The MEGA-plate shows just how easily and readily bacteria can flout our medicines. On its first try, the common gut microbe E. coli evolved to be 1,000 times more resistant to seven very different antibiotics. It became 10,000 times more resistant to trimethoprim, and 100,000 times more resistant to ciprofloxacin. Some strains could even yank the ciprofloxacin out of solution, wearing crystals of the supposedly lethal chemical like little hats.
Other scientists have shown this before, albeit not quite in such a beautiful and intuitive way. But the MEGA-plate isn’t just a fancy visual aide. It’s also a valuable research tool. Baym and his colleagues can collect microbes from different places on the plate and sequence their DNA. They can then reconstruct the gradual accumulation of mutations that allowed some bacteria to make it all the way from the safe periphery to the deadly centre. They can work out which mutations matter.
Most importantly, they can look at how bacteria evolve in realistic three-dimensional spaces. “It is very exciting and takes us much closer to the real thing,” says Pamela Yeh from the University of California, Los Angeles.
Here’s an example. Resistance doesn’t come for free, and the same mutations that make bacteria invincible tend to slow their growth. You can see that in the movie below: at the 0:30 mark, the bacteria have advanced into the first antibiotic zone, but their colonies are faint and sparse.

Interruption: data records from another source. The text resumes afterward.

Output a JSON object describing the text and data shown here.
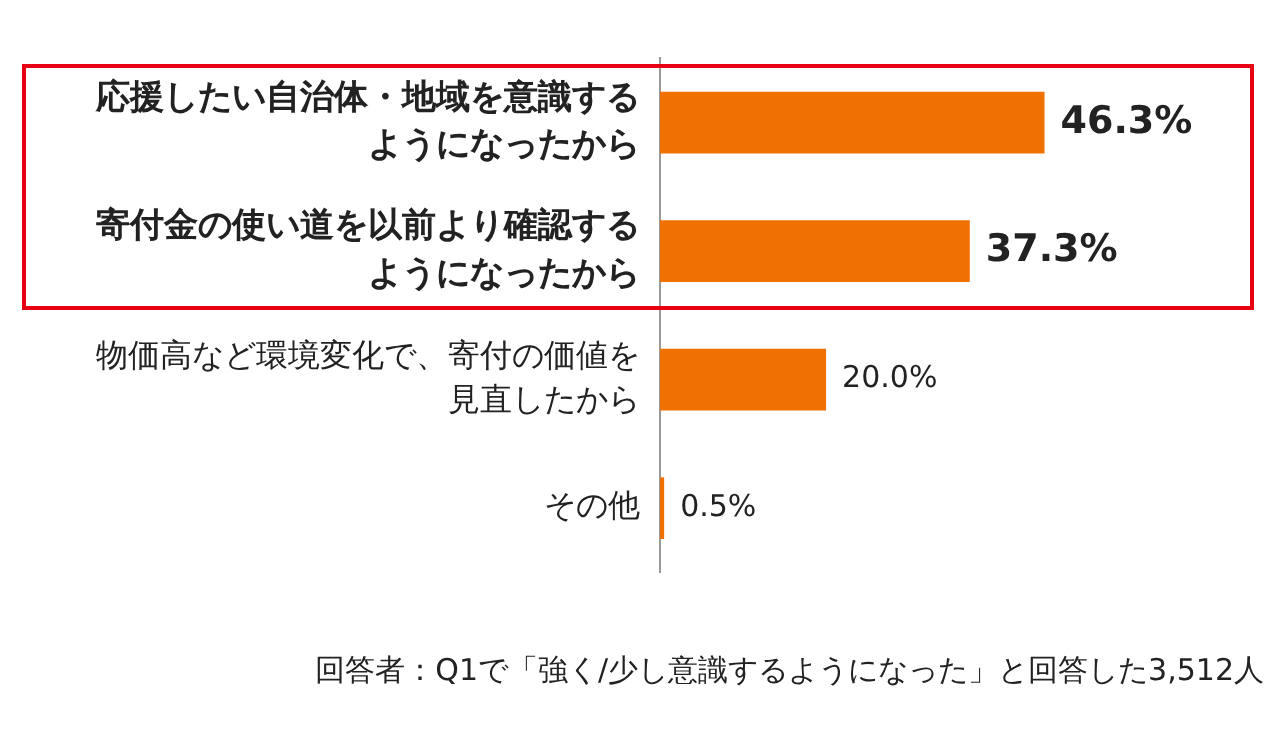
{
  "chart_data": {
    "type": "bar",
    "orientation": "horizontal",
    "categories": [
      "応援したい自治体・地域を意識するようになったから",
      "寄付金の使い道を以前より確認するようになったから",
      "物価高など環境変化で、寄付の価値を見直したから",
      "その他"
    ],
    "values": [
      46.3,
      37.3,
      20.0,
      0.5
    ],
    "color": "#f07000",
    "value_labels": [
      "46.3%",
      "37.3%",
      "20.0%",
      "0.5%"
    ],
    "annotations": [
      "回答者：Q1で「強く/少し意識するようになった」と回答した3,512人"
    ],
    "grid": false,
    "legend": false
  }
}
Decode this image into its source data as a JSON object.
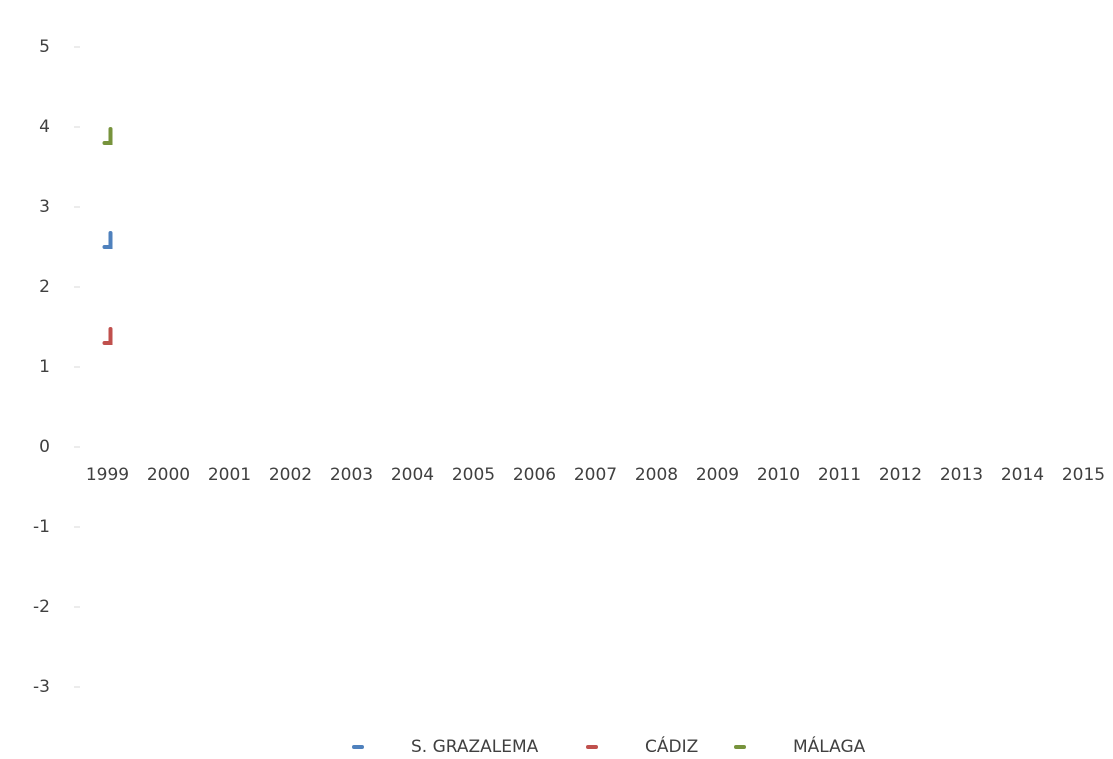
{
  "chart_data": {
    "type": "line",
    "categories": [
      "1999",
      "2000",
      "2001",
      "2002",
      "2003",
      "2004",
      "2005",
      "2006",
      "2007",
      "2008",
      "2009",
      "2010",
      "2011",
      "2012",
      "2013",
      "2014",
      "2015"
    ],
    "series": [
      {
        "name": "S. GRAZALEMA",
        "color": "#4f81bd",
        "values": [
          2.5,
          null,
          null,
          null,
          null,
          null,
          null,
          null,
          null,
          null,
          null,
          null,
          null,
          null,
          null,
          null,
          null
        ]
      },
      {
        "name": "CÁDIZ",
        "color": "#c0504d",
        "values": [
          1.3,
          null,
          null,
          null,
          null,
          null,
          null,
          null,
          null,
          null,
          null,
          null,
          null,
          null,
          null,
          null,
          null
        ]
      },
      {
        "name": "MÁLAGA",
        "color": "#77933c",
        "values": [
          3.8,
          null,
          null,
          null,
          null,
          null,
          null,
          null,
          null,
          null,
          null,
          null,
          null,
          null,
          null,
          null,
          null
        ]
      }
    ],
    "ylim": [
      -3,
      5
    ],
    "yticks": [
      -3,
      -2,
      -1,
      0,
      1,
      2,
      3,
      4,
      5
    ],
    "legend": "bottom"
  }
}
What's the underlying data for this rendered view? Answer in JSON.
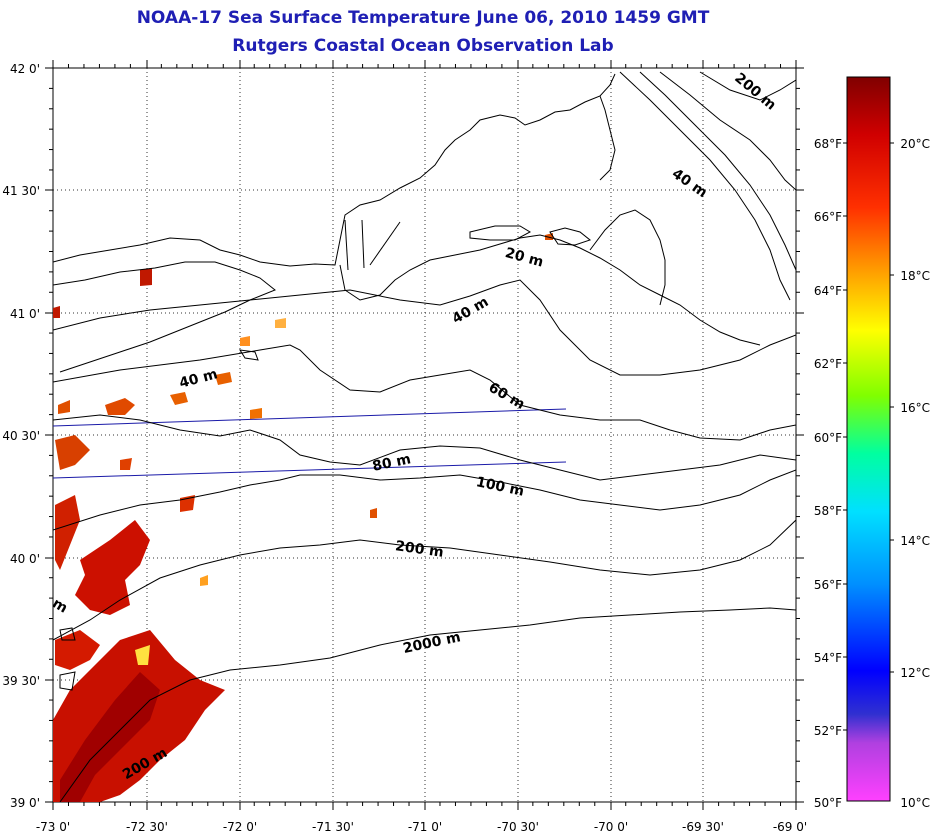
{
  "header": {
    "title": "NOAA-17 Sea Surface Temperature June 06, 2010 1459 GMT",
    "subtitle": "Rutgers Coastal Ocean Observation Lab"
  },
  "map": {
    "lat_labels": [
      "42 0'",
      "41 30'",
      "41 0'",
      "40 30'",
      "40 0'",
      "39 30'",
      "39 0'"
    ],
    "lon_labels": [
      "-73 0'",
      "-72 30'",
      "-72 0'",
      "-71 30'",
      "-71 0'",
      "-70 30'",
      "-70 0'",
      "-69 30'",
      "-69 0'"
    ],
    "contour_labels": [
      "200 m",
      "40 m",
      "20 m",
      "40 m",
      "40 m",
      "60 m",
      "80 m",
      "100 m",
      "200 m",
      "2000 m",
      "200 m",
      "m"
    ],
    "land_color": "#ffffff",
    "line_color": "#000000",
    "track_color": "#1a1aa8"
  },
  "colorbar": {
    "fahrenheit_labels": [
      "68°F",
      "66°F",
      "64°F",
      "62°F",
      "60°F",
      "58°F",
      "56°F",
      "54°F",
      "52°F",
      "50°F"
    ],
    "celsius_labels": [
      "20°C",
      "18°C",
      "16°C",
      "14°C",
      "12°C",
      "10°C"
    ],
    "min_c": 10,
    "max_c": 21,
    "colors": [
      "#ff40ff",
      "#b040e0",
      "#2020e0",
      "#0080ff",
      "#00e0ff",
      "#00ff80",
      "#80ff00",
      "#ffff00",
      "#ffa000",
      "#ff3000",
      "#c00000",
      "#800000"
    ]
  }
}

But as the movie continues, bright spots start appearing within the faint areas. These are bacteria that have picked up “compensatory mutations”, which allow them to grow quickly and resist antibiotics. They ought to have been the fittest microbes on the plate, able to colonise new areas more effectively than their slower-growing peers. But more often than not, they became trapped. Weaker strains at the front of the expanding wave of microbes were already gobbling up all the nutrients, leaving their faster-growing peers with nowhere to grow. “You don’t have to be better than everyone else around you; you just have to be the first in a new area,” says Baym.
It shows the importance of randomness in evolution “in a really beautiful way, a way that is easy to visualize and thus hard to deny,” adds Yeh. “It’s not just that mutations need to arise, it matters very much where those mutation pops up.”
It is increasingly clear that location matters in infectious diseases. For example, people with cystic fibrosis often develop chronic bacterial infections in their lungs. Those microbes don’t grow as a single uniform population; instead, they form isolated clusters that stick to separate parts of the lung, evolve independently, and often vary in important traits like antibiotic resistance. “There are some really interesting parallels between those infections and the multiple coexisting wavefronts [on the MEGA-plate,” says Michael Brockhurst from the University of York. The latter might be very useful for studying the former.
Beyond any applications in research and medicine, the MEGA-plate also makes for a wonderful teaching tool. It makes the abstract concrete. It vividly brings the process of evolution to life—and to view. “We’re visual creatures,” says Baym. “Seeing is believing.”